Artistic representation of sexual domination and its consequences were prevalent in the canon of Western art. The powerful imagery of Picasso's Le Viol evokes neo-Classical portrayals of the rape of the Sabine women by the conquering Roman army. Picasso's depiction reconfigures the theme as an allegory for the 20th century, with the Germanic barbarian violating France's hallowed Marianne. He appropriates the same figures - the bearded man/minotaur and the voluptuous nude woman - who appeared in his mythologically-themed drawings of the 1930s, and recasts them in a more literal re-enactment of the story of the rape of Europa. This ancient Greek myth tells of how Zeus transforms himself into a Bull and descends from the heavens to vanquish the virginal Europa. Picasso's self-identification with the half-man, half-bull character of the Minotaur played a significant role in his representations of sexual power and frustration, and the present work is also loaded with these more personalized references. Such biographical and historical interpretations are all the more tempting when considering this picture's clear ties to Titian's Rape of Europa and Picasso's desire to align himself with the legends of art history.

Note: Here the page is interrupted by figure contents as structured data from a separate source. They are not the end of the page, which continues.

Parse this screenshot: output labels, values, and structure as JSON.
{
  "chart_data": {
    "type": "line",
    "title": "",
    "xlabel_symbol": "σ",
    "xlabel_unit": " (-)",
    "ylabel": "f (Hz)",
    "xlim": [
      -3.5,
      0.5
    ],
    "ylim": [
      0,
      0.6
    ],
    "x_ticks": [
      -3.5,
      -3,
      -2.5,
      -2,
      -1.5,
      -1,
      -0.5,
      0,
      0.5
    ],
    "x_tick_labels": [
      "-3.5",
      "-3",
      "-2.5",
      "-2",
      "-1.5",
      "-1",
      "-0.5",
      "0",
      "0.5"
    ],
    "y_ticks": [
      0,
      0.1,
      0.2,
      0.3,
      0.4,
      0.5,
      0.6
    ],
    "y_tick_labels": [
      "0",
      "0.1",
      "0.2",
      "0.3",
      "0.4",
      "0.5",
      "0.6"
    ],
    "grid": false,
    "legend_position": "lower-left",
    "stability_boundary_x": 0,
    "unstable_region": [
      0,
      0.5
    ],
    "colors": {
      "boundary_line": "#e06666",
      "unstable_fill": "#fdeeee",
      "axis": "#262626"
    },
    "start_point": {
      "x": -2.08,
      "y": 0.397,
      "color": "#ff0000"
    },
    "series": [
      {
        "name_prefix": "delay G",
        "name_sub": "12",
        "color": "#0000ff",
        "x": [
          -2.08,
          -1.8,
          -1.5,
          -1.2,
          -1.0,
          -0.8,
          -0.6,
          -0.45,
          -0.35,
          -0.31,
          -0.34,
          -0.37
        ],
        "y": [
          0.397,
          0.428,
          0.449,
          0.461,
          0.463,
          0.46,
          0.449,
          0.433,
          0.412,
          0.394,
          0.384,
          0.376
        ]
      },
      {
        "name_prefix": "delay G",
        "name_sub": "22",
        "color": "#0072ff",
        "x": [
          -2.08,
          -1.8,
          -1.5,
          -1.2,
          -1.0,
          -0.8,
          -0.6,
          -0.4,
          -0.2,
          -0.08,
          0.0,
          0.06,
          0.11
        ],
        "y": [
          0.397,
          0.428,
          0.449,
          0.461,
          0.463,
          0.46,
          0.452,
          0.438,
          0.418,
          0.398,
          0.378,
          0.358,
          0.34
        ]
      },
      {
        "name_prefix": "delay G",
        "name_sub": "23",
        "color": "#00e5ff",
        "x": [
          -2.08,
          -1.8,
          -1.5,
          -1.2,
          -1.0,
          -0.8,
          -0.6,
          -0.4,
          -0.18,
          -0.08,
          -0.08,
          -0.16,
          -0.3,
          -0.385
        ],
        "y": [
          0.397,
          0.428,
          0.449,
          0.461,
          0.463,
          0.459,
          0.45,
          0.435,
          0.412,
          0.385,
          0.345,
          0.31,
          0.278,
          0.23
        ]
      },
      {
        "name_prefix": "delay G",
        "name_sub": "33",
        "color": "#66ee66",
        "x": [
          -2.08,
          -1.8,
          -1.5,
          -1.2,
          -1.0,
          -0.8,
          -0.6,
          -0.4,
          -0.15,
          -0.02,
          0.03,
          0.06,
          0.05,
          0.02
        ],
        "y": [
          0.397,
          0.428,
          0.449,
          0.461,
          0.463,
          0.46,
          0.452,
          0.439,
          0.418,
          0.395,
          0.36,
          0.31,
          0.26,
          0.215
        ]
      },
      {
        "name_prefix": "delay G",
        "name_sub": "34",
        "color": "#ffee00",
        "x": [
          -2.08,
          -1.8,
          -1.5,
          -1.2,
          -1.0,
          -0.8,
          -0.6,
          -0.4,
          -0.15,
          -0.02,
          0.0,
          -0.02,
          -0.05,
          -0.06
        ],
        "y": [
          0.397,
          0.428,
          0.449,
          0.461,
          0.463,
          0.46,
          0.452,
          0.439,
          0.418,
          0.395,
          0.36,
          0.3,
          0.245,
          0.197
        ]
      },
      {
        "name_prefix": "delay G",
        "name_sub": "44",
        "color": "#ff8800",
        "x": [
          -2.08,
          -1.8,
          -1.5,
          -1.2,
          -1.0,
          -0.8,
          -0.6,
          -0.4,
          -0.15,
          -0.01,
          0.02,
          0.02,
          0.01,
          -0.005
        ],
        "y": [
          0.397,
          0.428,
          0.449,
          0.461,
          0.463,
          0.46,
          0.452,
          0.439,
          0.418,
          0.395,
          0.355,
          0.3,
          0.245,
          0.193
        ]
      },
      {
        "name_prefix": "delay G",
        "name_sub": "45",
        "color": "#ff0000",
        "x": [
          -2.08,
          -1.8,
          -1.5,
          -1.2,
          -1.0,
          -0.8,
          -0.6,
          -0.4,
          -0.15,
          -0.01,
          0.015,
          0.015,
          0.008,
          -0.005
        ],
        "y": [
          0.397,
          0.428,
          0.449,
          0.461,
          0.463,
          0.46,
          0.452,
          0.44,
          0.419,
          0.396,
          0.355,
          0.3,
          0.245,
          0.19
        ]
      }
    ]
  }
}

Imagery of abduction and the suggestion of sexual violation are found in Picasso's 1920 work Le Viol in the collection of the Museum of Modern Art, New York. Here the female figure reaches towards a fallen man, whose sword and shield fall by his side as another male figure, spear in hand, pulls her towards his horse. This is done in Picasso's Neo-Classical style, the figures echoing the formation of Giambolgona's Rape of the Sabine Women located in the Piazza della Signoria in Florence. Over four decades later, Picasso would engage in a series of large-scale history paintings depicting the rape of the Sabine women, directly related to the history paintings of Poussin. There were often political undertones encapsulated in these works. Le Viol (the present composition) and a moment of political decimation in Europe where the Nazi party threatened the world order. Simonetta Fraquelli points to the Cuban missile crisis as the font of inspiration behind the 1962-63 canvases: "A series of works entitled the Rape of the Sabines, begun in 1962 in response to the Cuban missile crisis and culminating in the large version of 1963, would become a more generic indictment of violence and war. In this powerful and beautifully crafted painting, elements of the composition and the individual figures are derived from two well-known masterpieces by Poussin and one by Jacques-Louis David. The image also recalls the reckless fury of the warriors displayed in Goya's Black paintings, such as Dos Forasteros" (S. Fraquelli in Picasso, Challenging the Past (exhibition catalogue), National Gallery, London, 2009, pp. 144-45).
With its complex linearity and tonal gradation, Le Viol evidences extraordinary formal sophistication and sensitivity. Picasso's technical brilliance is illustrated with abbreviated, linear hatching used to convey frenzied movement and blurring washes of ink to create an atmosphere of confusion. His rendering of the bodies as a composite of disjointed and angular planes recalls his Cubist experimentations of the 1910s. With these formal devices, Picasso not only alludes to chaos of wartime but also to his own tumultuous relationship with Dora Maar. An artist herself, Dora was famously headstrong, dramatic, and demanding. Picasso later admitted that she came to personify the war in his pictures from this period. The couple's turbulent affair inspired Picasso to explore the conflict between passion and domination in his art, and Le Viol is one of his most visceral expressions of this theme.